# wheel spacers



## Mudder02 (Aug 9, 2011)

Looking at getting 1.5" wheel spacers for the 360 prairie. are the neuoprene ones any good? they are on ebay for 20 a pair.


Thanks


----------



## sloboy (Oct 11, 2010)

go with the solid billet aluminum,,,they will save you in the long run


----------



## filthyredneck (Feb 10, 2010)

x2...:agreed: Don't try to save money by getting the cheaper spacers, in the long run they can cause damage that'll cost more to fix than what a good set of spacers would've run you anyways. I see sets of 4 on Ebay now and then for around $100. Or look around the forum a bit and see if somebody has some for sale if you want to save a little $$$


----------



## Mudder02 (Aug 9, 2011)

another question? does the 1.5" mean total of each side?

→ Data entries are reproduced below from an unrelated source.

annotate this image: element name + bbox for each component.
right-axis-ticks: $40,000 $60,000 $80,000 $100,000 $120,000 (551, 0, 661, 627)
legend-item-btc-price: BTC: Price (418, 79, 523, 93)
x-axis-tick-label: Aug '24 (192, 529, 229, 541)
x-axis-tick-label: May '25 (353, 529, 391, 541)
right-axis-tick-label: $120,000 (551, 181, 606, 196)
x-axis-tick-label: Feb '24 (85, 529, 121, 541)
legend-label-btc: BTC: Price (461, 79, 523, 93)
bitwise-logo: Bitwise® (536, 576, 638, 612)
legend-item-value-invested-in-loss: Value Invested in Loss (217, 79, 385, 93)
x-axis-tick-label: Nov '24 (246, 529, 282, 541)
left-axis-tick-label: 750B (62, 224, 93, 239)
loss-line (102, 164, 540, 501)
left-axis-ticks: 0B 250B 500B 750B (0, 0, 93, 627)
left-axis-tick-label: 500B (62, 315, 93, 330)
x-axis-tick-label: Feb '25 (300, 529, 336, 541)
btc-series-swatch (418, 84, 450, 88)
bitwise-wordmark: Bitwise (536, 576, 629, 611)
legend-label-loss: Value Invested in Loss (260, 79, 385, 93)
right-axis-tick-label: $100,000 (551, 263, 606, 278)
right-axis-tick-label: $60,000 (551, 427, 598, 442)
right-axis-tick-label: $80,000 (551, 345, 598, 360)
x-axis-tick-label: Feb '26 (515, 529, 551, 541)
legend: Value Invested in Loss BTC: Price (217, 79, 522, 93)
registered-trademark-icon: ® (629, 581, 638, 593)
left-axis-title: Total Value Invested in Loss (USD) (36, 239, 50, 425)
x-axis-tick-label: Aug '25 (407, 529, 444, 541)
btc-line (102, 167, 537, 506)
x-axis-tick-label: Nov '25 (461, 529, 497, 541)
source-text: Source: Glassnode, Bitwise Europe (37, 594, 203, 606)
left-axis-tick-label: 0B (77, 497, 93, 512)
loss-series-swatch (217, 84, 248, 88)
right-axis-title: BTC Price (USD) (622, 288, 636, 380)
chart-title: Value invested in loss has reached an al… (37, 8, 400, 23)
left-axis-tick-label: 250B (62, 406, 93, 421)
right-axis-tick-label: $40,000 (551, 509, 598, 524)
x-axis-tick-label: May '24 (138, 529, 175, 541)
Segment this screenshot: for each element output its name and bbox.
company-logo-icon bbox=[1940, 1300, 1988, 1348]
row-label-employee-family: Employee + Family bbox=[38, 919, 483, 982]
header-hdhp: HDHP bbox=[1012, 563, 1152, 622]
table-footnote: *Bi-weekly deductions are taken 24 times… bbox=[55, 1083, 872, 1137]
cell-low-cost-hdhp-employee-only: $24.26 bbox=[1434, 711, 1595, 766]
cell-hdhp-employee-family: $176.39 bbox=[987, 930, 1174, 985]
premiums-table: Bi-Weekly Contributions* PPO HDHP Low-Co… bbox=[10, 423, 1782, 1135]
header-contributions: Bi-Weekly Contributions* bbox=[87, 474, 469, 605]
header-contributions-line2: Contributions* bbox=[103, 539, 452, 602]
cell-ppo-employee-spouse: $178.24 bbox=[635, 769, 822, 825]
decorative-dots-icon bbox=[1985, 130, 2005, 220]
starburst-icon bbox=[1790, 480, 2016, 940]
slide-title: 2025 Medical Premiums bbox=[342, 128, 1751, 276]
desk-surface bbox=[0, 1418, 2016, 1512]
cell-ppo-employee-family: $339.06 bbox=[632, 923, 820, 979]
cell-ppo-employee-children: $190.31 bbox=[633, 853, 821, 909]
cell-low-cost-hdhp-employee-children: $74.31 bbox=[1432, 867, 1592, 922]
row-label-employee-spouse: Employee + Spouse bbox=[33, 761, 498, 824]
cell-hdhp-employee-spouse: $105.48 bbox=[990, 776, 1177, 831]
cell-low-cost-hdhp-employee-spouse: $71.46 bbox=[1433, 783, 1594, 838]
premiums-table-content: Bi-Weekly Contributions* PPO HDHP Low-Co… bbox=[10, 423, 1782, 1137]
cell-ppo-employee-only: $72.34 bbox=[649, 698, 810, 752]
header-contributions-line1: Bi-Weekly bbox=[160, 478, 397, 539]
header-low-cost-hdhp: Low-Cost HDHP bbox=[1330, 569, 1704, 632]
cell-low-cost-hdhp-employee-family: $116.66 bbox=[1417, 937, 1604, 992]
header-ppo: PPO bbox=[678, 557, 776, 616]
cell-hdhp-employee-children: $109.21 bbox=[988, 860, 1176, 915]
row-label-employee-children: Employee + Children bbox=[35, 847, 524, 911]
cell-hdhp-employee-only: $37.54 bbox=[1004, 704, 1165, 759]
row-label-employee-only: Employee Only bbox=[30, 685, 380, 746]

I am totally new to all of this.. just put a set of 26" vampires on it and wanted a littler wider stance.. next thing is a 2" lift


Thanks guys


----------



## filthyredneck (Feb 10, 2010)

Yes that'd be 1.5" per side....meaning you'd gain a total of 3" of width. I ran 1.5" spacers for a while with my old wheels, but now I got some offset ones and got rid of the spacers. I have no complaints about spacers at all, I just didn't like the wheels lol.


----------